Le tour de force de cette exposition réside dans son efficacité et dans sa sobriété, puisque la durée du récit induit une narration très resserrée. Cependant, Otto Preminger n’a pas besoin de s’égarer en vaines conjectures et ne perd jamais de vue le principe de son moteur formel. Tout comme Joseph Mankiewicz et Orson Welles par la suite, il injecte l’essence nécessaire pour alimenter une sorte de spectre, dont l’ombre planerait sur chaque plan et hanterait les pensées des protagonistes. Chantre de l’attention de son vivant, Laura l’est aussi après son trépas. Elle continue d’influencer les uns et les autres, à l’instar d’Addie Ross dans Chaînes conjugales ou de Charles Foster Kane dans Citizen Kane.

Fantasme et réalité
Quant à Otto Preminger, il s’évertue à dessiner les contours de son héroïne à travers les yeux d’un admirateur inattendu, à savoir McPherson, qui tombera progressivement amoureux d’elle. Elle se transforme en objet de fantasme, généré par un tableau, des lettres ou des propos rapportés par ceux qui l’interrogent. Son enquête dicte ses sentiments, d’une manière incongrue et son attitude cartésienne, raisonnée en est altérée. L’évolution de son opinion sur la jeune femme bascule, puisqu’il ne la considère que comme une poule comme les autres, au début de son investigation.
Ainsi, au fil de ses recherches, il s’éprend, à sa grande surprise, d’un cadavre, inaccessible, comme Laura l’était de son vivant, égérie ultime, alliant grâce, beauté et intelligence. Ou comment elle continue de le pourchasser dans ses rêves. C’est parce qu’il pénètre dans son intimité du quotidien qu’il parvient à la cerner, à la connaître aussi bien que Lydecker, sa tante ou son fiancé. Il se demande ce qu’il serait advenu dans d’autres circonstances, s’ils se seraient aimés tandis que tous la convoitent… jusqu’à un improbable retournement de situation.

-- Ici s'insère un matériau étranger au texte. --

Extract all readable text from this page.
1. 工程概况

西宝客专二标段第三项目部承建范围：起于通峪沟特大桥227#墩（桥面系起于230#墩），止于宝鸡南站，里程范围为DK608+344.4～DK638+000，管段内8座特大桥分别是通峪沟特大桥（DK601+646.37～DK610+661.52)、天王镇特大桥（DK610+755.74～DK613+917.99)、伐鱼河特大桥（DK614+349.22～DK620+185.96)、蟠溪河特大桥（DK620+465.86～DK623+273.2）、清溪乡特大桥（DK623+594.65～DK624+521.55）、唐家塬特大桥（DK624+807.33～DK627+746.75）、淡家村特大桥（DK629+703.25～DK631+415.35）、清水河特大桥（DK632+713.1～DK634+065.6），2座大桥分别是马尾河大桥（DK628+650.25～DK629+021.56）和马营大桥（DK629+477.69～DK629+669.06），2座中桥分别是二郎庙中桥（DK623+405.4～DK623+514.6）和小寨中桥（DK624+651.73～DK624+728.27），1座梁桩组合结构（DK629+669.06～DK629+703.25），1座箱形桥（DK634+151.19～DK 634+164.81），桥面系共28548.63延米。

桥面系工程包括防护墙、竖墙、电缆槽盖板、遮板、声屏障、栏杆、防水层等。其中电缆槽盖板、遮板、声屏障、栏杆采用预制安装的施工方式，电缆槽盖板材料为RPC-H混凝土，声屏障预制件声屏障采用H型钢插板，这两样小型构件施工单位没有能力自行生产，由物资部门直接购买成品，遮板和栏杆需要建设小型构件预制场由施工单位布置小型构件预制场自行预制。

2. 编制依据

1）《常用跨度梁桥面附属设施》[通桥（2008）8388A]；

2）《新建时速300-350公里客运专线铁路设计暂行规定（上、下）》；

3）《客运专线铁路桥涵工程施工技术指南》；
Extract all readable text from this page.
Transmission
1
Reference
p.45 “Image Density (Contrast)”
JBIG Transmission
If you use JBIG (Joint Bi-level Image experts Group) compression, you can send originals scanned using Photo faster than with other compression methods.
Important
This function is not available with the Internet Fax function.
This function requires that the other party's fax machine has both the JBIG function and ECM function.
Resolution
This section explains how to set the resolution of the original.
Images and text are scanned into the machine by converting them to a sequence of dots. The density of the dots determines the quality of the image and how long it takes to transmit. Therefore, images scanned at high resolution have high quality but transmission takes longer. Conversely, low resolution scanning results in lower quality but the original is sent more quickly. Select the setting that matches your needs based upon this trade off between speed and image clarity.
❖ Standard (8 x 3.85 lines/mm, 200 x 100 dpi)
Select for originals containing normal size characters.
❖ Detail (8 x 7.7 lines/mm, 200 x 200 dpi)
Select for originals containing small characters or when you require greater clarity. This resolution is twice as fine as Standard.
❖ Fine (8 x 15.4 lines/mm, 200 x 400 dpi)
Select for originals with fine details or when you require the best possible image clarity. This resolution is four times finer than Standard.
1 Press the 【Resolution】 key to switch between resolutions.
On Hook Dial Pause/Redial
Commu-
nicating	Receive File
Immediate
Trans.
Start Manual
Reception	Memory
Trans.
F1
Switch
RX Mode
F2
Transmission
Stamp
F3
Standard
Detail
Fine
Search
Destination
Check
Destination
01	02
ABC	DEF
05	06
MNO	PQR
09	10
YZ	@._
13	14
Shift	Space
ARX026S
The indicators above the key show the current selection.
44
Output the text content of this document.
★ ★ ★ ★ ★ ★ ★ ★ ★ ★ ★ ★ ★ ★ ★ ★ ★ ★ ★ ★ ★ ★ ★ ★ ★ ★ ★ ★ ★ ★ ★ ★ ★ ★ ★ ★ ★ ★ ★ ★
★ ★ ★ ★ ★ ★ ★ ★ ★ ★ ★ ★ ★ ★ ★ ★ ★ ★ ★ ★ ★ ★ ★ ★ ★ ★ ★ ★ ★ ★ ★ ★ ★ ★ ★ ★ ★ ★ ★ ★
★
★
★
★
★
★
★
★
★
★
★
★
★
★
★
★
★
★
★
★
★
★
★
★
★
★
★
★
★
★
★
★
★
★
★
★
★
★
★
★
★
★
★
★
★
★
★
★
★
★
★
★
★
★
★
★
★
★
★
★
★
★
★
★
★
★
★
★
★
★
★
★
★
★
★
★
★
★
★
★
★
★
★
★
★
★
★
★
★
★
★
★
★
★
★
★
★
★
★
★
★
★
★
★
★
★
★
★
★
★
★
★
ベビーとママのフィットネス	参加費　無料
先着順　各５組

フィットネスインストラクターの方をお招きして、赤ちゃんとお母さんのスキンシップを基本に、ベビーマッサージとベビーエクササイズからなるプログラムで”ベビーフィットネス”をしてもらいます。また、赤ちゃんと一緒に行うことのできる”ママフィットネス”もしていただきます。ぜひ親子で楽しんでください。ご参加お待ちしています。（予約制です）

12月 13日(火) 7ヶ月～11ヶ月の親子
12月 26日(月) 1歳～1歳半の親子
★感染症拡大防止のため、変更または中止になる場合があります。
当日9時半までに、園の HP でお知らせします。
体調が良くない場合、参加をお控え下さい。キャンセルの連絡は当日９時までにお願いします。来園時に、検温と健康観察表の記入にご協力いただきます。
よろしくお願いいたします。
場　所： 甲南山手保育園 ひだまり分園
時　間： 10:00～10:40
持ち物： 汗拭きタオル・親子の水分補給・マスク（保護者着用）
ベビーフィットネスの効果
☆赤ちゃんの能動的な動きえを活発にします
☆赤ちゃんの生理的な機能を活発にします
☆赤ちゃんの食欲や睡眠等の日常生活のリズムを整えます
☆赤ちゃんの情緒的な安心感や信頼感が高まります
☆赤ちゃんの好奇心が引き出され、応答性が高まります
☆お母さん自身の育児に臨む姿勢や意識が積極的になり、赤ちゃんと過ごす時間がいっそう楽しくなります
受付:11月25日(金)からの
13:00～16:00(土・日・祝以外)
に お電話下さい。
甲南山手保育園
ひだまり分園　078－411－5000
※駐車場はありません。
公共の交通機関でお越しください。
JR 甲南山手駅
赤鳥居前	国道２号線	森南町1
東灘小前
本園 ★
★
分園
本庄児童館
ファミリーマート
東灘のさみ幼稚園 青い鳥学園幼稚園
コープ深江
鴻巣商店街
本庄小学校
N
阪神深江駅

Le cinéaste manie le twist et effectue une volte-face surprenante, habile qui déstabilise McPherson et remet en cause les certitudes de tout le monde, à commencer par celles du spectateur. Preminger articule sa narration autour d’une « étonnante » résurrection qui implique une concrétisation à venir d’une relation, non plus imaginaire, mais bien réelle cette fois. L’apparition de Laura ou plutôt sa réapparition s’apparente à un songe éveillé pour McPherson, au cours d’une scène où l’on ne distingue plus le vrai du faux.
Le détective initie un jeu de séduction naturel comme s’il avait commencé depuis plusieurs semaines. La notion du temps n’a plus cours et quelques minutes suffisent pour que Laura tombe sous son charme. McPherson ne peut plus refouler ses envies et savoure sa victoire quand Laura lui confirme sa rupture avec Shelby. Pas de cri de joie ni de grand geste, juste un sourire que l’on devine tandis que Preminger filme le couple de profil. Une leçon de précision et de sobriété.

Pygmalion toxique
Bien entendu, cette romance naissante fait le malheur des autres, ou plutôt d’un autre à savoir Lydecker, qui nourrit dans l’ombre des sentiments à l’égard de Laura et une obsession identique à celle de McPherson. Dans une certaine mesure, il se pose en double du policier, son statut de mécène épouse celui de protecteur. Néanmoins, il se réfugie dans sa carapace et l’aigreur de ses débuts se mute en jalousie maladive. D’ailleurs, l’évolution du personnage se prête à un constat féroce, celui d’un homme qui s’enferme dans une attitude rétrograde.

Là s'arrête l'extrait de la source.